From getting pickpocketed in Barcelona to being trounced over a 10-minute cab ride in Bali, we’ve all been duped at some point while travelling. But forget all that: a Forbes investigation has just shown that you can get scammed before even leaving the airport.
Even worse: a common precautionary measure we all take is actually for blame for this personal security breach. What is it? Printing your boarding pass. Sounds smart, considering how many of us fly by the seat of our phone battery, but cybersecurity experts say it is anything but.
In fact, they’re warning travellers to reconsider printing their boarding passes (for the short-haul flights where it’s possible to print your own, anyway), sticking to the digital ones sent to phones instead.
Why? According to Forbes, travellers who don’t shred their paper boarding pass – or who share them online – are making it easy for hackers to crack into their frequent flyer accounts and steal points which are then sold on the black market.
This is because, as Caleb Barlow, CEO of cybersecurity consulting firm CynergisTek, told Forbes, to break into a frequent flyer account, “all you need is your name, your booking reference number and your frequent flyer number,” – all of which are on your boarding pass.
“There could be a couple of basic password reset questions – but I might be able to get the answers to those just by looking on the web.

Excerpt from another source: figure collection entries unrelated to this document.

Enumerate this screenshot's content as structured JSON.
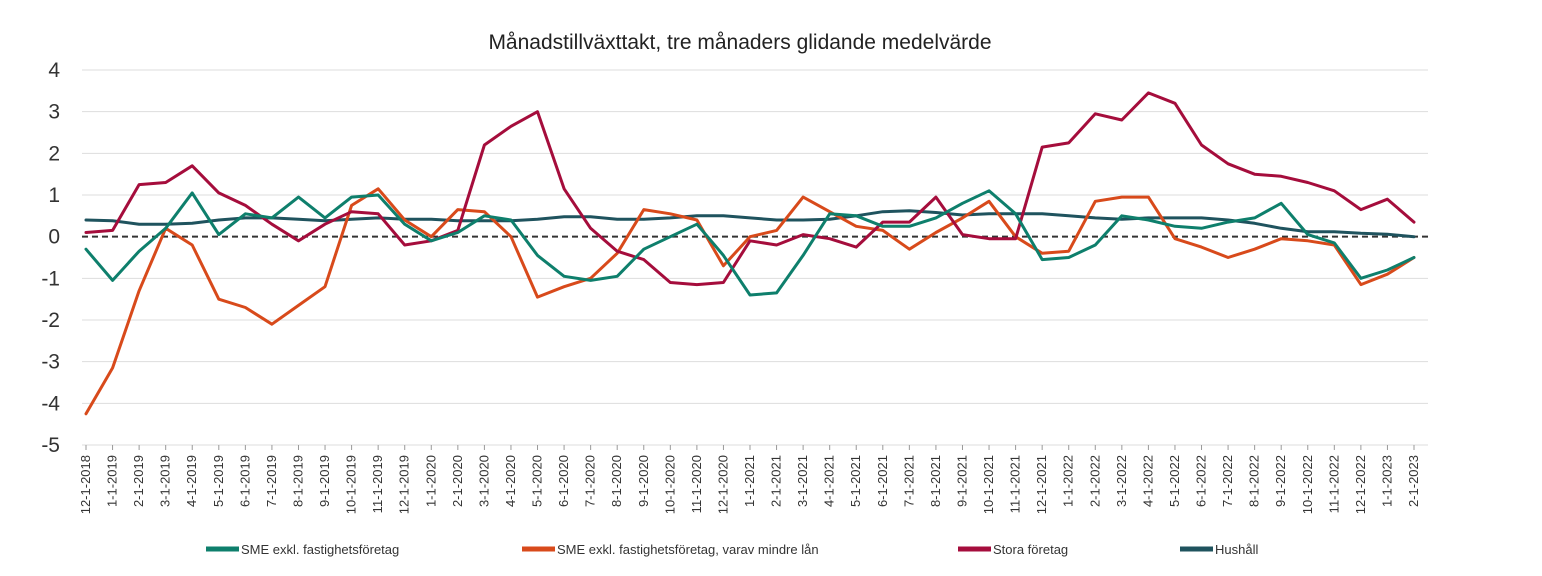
{
  "chart_data": {
    "type": "line",
    "title": "Månadstillväxttakt, tre månaders glidande medelvärde",
    "xlabel": "",
    "ylabel": "",
    "ylim": [
      -5,
      4
    ],
    "yticks": [
      4,
      3,
      2,
      1,
      0,
      -1,
      -2,
      -3,
      -4,
      -5
    ],
    "grid": "horizontal",
    "zero_line": "dashed",
    "legend_position": "bottom",
    "x": [
      "12-1-2018",
      "1-1-2019",
      "2-1-2019",
      "3-1-2019",
      "4-1-2019",
      "5-1-2019",
      "6-1-2019",
      "7-1-2019",
      "8-1-2019",
      "9-1-2019",
      "10-1-2019",
      "11-1-2019",
      "12-1-2019",
      "1-1-2020",
      "2-1-2020",
      "3-1-2020",
      "4-1-2020",
      "5-1-2020",
      "6-1-2020",
      "7-1-2020",
      "8-1-2020",
      "9-1-2020",
      "10-1-2020",
      "11-1-2020",
      "12-1-2020",
      "1-1-2021",
      "2-1-2021",
      "3-1-2021",
      "4-1-2021",
      "5-1-2021",
      "6-1-2021",
      "7-1-2021",
      "8-1-2021",
      "9-1-2021",
      "10-1-2021",
      "11-1-2021",
      "12-1-2021",
      "1-1-2022",
      "2-1-2022",
      "3-1-2022",
      "4-1-2022",
      "5-1-2022",
      "6-1-2022",
      "7-1-2022",
      "8-1-2022",
      "9-1-2022",
      "10-1-2022",
      "11-1-2022",
      "12-1-2022",
      "1-1-2023",
      "2-1-2023"
    ],
    "series": [
      {
        "name": "SME exkl. fastighetsföretag",
        "color": "#0e7f6c",
        "values": [
          -0.3,
          -1.05,
          -0.35,
          0.2,
          1.05,
          0.05,
          0.55,
          0.45,
          0.95,
          0.45,
          0.95,
          1.0,
          0.3,
          -0.1,
          0.1,
          0.5,
          0.4,
          -0.45,
          -0.95,
          -1.05,
          -0.95,
          -0.3,
          0.0,
          0.3,
          -0.45,
          -1.4,
          -1.35,
          -0.45,
          0.55,
          0.5,
          0.25,
          0.25,
          0.45,
          0.8,
          1.1,
          0.55,
          -0.55,
          -0.5,
          -0.2,
          0.5,
          0.4,
          0.25,
          0.2,
          0.35,
          0.45,
          0.8,
          0.05,
          -0.15,
          -1.0,
          -0.8,
          -0.5
        ]
      },
      {
        "name": "SME exkl. fastighetsföretag, varav mindre lån",
        "color": "#d84a1b",
        "values": [
          -4.25,
          -3.15,
          -1.3,
          0.2,
          -0.2,
          -1.5,
          -1.7,
          -2.1,
          -1.65,
          -1.2,
          0.75,
          1.15,
          0.4,
          0.0,
          0.65,
          0.6,
          0.0,
          -1.45,
          -1.2,
          -1.0,
          -0.4,
          0.65,
          0.55,
          0.4,
          -0.7,
          0.0,
          0.15,
          0.95,
          0.6,
          0.25,
          0.15,
          -0.3,
          0.1,
          0.45,
          0.85,
          0.0,
          -0.4,
          -0.35,
          0.85,
          0.95,
          0.95,
          -0.05,
          -0.25,
          -0.5,
          -0.3,
          -0.05,
          -0.1,
          -0.2,
          -1.15,
          -0.9,
          -0.5
        ]
      },
      {
        "name": "Stora företag",
        "color": "#a50d3c",
        "values": [
          0.1,
          0.15,
          1.25,
          1.3,
          1.7,
          1.05,
          0.75,
          0.3,
          -0.1,
          0.3,
          0.6,
          0.55,
          -0.2,
          -0.1,
          0.15,
          2.2,
          2.65,
          3.0,
          1.15,
          0.2,
          -0.35,
          -0.55,
          -1.1,
          -1.15,
          -1.1,
          -0.1,
          -0.2,
          0.05,
          -0.05,
          -0.25,
          0.35,
          0.35,
          0.95,
          0.05,
          -0.05,
          -0.05,
          2.15,
          2.25,
          2.95,
          2.8,
          3.45,
          3.2,
          2.2,
          1.75,
          1.5,
          1.45,
          1.3,
          1.1,
          0.65,
          0.9,
          0.35
        ]
      },
      {
        "name": "Hushåll",
        "color": "#1f535e",
        "values": [
          0.4,
          0.38,
          0.3,
          0.3,
          0.32,
          0.4,
          0.45,
          0.45,
          0.42,
          0.38,
          0.42,
          0.45,
          0.42,
          0.42,
          0.38,
          0.38,
          0.38,
          0.42,
          0.48,
          0.48,
          0.42,
          0.42,
          0.45,
          0.5,
          0.5,
          0.45,
          0.4,
          0.4,
          0.42,
          0.5,
          0.6,
          0.62,
          0.58,
          0.52,
          0.55,
          0.55,
          0.55,
          0.5,
          0.45,
          0.42,
          0.45,
          0.45,
          0.45,
          0.4,
          0.32,
          0.2,
          0.12,
          0.12,
          0.08,
          0.06,
          0.0
        ]
      }
    ]
  }
}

And now… I’ve got your frequent flyer account.”
The Points Guy, a frequent flyer points expert, recently gave a similar warning, after Qantas chose to get rid of frequent flyer numbers from its boarding passes: “If given access to a boarding pass, hackers can see a plethora of personal passenger information: your frequent flyer number, name, and your six-digit PNR (Passenger Name Record) code — and voilà!”
“Not only can someone hack into your booking, but also other personal details such as the last four digits of the credit card you used to book. In theory, a hacker could move your seat or cancel your trip entirely.”
And as Escape.com.au reported on Wednesday, “Finder.com.au editor-in-chief Angus Kidman recently told news.com.au how he had 47,000 Virgin Velocity points stolen from his account that a hacker used to buy an overseas flight.”
In other words: your boarding class #humblebrag could cost you more than your social media reputation.